Erroneous comments by Mr. Schroeder are surprising, given his past service on the Airport Advisory Council. That Silver Springs Airport was not used for pilot training in WWII would be a great surprise to one of its current owners who practiced landing bombers there long ago.
It was another writer who recently stated that Minden's airport was built for P-51 training.
It's a surprise to me if our federal taxes fund FAA grants to airports like Minden. Recent comments in other newspapers protest that the FAA's primary source of funding, fees collected from commercial airport passengers and operations, are diverted to small general aviation airports. That makes future FAA funding undependable.

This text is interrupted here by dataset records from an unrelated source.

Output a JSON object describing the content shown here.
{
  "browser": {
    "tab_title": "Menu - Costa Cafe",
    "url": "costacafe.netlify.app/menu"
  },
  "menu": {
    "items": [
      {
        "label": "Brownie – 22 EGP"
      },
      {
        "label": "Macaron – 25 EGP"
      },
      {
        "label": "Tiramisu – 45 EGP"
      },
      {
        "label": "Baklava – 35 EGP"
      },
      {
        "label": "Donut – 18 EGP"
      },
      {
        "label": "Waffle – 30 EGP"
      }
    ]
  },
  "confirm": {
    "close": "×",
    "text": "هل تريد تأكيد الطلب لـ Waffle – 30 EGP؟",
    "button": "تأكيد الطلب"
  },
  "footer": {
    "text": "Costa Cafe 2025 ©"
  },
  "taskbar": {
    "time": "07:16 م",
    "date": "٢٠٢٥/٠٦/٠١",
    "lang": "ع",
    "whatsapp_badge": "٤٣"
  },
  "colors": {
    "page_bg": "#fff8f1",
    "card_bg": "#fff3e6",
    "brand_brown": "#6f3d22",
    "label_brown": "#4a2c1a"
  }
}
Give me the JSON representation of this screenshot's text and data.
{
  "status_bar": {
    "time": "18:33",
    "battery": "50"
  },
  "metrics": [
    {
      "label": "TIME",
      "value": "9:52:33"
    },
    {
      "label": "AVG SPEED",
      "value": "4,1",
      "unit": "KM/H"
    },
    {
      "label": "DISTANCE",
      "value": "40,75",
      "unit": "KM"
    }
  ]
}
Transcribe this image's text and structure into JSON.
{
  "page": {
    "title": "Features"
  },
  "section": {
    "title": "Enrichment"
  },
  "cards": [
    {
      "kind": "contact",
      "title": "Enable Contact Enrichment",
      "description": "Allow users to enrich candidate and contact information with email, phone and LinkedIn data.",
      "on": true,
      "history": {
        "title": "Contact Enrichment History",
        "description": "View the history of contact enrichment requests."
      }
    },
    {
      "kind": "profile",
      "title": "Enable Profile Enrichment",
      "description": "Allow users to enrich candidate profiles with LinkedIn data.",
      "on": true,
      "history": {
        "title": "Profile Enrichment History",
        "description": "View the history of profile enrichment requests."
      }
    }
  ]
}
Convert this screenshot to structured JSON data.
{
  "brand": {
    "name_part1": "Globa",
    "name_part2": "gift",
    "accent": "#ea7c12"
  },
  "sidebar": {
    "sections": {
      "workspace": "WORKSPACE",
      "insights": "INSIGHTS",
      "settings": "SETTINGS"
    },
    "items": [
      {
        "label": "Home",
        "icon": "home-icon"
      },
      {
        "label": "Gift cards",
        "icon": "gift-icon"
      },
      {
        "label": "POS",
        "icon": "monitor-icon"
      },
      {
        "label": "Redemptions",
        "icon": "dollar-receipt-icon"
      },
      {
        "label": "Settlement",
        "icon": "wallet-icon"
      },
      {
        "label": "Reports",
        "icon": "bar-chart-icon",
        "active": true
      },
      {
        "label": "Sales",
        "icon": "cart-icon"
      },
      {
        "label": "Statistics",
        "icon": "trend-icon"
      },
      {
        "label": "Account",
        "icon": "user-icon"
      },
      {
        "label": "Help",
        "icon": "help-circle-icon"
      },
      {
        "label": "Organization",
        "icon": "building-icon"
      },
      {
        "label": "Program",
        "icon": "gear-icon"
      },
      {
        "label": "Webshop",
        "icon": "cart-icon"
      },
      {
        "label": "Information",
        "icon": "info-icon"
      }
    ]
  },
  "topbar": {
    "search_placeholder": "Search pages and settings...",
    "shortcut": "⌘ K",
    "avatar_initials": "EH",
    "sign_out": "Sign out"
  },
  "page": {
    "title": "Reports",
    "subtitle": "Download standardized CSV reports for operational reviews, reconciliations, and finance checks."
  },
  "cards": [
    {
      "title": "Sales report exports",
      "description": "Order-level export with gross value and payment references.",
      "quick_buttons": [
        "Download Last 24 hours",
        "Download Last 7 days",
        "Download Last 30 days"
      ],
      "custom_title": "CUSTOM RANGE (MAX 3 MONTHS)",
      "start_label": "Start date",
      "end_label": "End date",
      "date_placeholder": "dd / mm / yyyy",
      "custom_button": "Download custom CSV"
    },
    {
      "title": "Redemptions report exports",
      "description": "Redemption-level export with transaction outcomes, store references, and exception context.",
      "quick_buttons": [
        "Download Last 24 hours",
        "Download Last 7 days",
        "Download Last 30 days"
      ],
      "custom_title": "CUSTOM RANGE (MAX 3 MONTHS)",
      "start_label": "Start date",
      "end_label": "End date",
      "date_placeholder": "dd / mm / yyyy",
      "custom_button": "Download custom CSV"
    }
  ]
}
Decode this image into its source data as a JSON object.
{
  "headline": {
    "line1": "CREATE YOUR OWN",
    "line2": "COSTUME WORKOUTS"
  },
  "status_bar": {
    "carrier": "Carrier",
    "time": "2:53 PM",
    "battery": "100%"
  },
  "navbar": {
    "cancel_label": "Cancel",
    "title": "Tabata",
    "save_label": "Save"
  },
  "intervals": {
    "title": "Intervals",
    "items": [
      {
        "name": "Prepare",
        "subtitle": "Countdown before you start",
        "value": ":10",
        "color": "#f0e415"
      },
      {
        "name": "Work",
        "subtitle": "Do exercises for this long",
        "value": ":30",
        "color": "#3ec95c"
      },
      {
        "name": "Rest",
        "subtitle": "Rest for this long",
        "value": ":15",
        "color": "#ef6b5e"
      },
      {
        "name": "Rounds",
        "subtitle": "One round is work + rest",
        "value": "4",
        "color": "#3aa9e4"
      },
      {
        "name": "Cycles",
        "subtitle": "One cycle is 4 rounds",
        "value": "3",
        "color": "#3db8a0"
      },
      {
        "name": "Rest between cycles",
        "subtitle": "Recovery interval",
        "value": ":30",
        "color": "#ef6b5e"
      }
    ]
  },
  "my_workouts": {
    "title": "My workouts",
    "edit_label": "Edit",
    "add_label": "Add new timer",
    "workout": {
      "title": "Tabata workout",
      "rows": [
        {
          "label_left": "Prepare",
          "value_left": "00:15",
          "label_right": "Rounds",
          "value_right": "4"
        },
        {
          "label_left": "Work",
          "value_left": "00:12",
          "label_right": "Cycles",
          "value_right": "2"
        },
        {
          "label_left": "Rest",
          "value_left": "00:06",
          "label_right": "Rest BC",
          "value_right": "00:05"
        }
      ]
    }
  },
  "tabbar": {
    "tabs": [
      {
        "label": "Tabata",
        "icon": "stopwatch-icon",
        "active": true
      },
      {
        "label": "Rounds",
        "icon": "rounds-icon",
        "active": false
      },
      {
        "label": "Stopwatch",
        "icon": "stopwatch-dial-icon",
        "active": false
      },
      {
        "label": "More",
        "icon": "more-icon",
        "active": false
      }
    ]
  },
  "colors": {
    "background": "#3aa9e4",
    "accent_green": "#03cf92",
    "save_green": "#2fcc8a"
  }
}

What my detractor carefully avoided, because it would alarm voters, is the obligation on county taxpayers created every time the airport gets another FAA grant. Every grant contains an "assurance" (a legal obligation) that local taxpayers will maintain the airport for 20 years. The bigger the airport, the bigger the obligation. That means if, or more likely when, FAA funds can no longer maintain small airports, that local taxpayers will be hit for the cost of airport maintenance.
That cost according to the county manager's office is estimated at $2.8 million every five years, or $11.2 million over 20 years. The county would have to raise taxes $560,000 a year. It was the Airport Advisory Commission that brought that subject up in their forums last summer. Worse yet, county financial reports hide that obligation from voters.
Taxpayer-voters have to decide if they want to be sheared with growing financial obligations for the airport.